Most fluorescence microscopy methods use the intensity of fluorescent waves averaged over time, which is easily measured by detectors. The phase of the fluorescence wave is, by contrast, typically ignored. However, it also contains a significant source of information about the wave and can be used to yield new forms of mesoscopy and nanoscopy modalities. In this report, we presented two new methods to probe this phase information at the frequencies of fluorescent light by using interferometry, and we demonstrated cross-sectional imaging (or FCT) and nanometer-level profiling. Fourier-based parallel FCT (or SD-FCT) can be useful for one-shot, scanning-free, wide-field, and cross-sectional imaging of structures in biological specimens that are selectively labeled with fluorescent markers, such as the embryonic nervous system of Drosophila melanogaster.⁴⁹ Also, our recent report on image formation in fluorescence coherence–gated imaging through scattering media⁴³ indicates that coherence gating in fluorescence imaging may provide an improved approach for depth-resolved imaging of fluorescently labeled samples. With FCT, high axial resolution (a few microns) can be achieved with low NAs (NA < 0.09) while maintaining a large depth of field (a few hundreds of microns) in a relatively low scattering medium (six mean free paths), whereas moderate NAs can be used to enhance depth selectivity in highly scattering biological samples.
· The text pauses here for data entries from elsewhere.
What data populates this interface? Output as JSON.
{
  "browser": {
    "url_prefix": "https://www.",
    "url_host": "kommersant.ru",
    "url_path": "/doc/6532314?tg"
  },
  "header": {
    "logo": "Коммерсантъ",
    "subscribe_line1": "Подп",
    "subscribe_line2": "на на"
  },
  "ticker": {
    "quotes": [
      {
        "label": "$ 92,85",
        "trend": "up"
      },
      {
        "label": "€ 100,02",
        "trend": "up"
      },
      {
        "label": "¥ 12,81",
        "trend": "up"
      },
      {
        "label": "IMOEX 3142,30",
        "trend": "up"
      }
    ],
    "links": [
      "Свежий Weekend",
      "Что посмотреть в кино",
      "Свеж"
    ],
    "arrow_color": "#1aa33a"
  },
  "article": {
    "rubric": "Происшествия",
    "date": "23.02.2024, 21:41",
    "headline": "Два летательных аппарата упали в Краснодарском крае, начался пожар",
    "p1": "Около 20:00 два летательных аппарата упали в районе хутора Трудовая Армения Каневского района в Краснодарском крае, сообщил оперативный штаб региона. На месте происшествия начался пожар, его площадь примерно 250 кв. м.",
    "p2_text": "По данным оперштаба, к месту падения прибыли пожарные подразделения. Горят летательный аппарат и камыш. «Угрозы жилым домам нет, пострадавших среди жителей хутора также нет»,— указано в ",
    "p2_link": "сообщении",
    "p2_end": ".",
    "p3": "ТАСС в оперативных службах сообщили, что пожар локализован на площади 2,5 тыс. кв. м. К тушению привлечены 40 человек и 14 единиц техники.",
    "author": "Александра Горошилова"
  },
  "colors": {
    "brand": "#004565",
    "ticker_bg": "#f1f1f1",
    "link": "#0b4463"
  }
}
Several future research directions are possible in fluorescence interferometry. First, the effect of multiple scattering of fluorescent light on the imaging performance of FCT is still unexplored, and both experimental and Monte Carlo studies^50–52 are required. Second, a detailed analysis of the effect of temporal resolution on motion artifacts in FCT should be performed. Third, the potential use of FCT for whole-organism three-dimensional imaging using quantum dot labeling and bioluminescence is attractive and must be investigated. Finally, finding ways to use the phase shifts of the interference patterns cast by the fluorescence waves is necessary to develop new forms of far-field optical nanoscopy and phase-contrast microscopy strategies.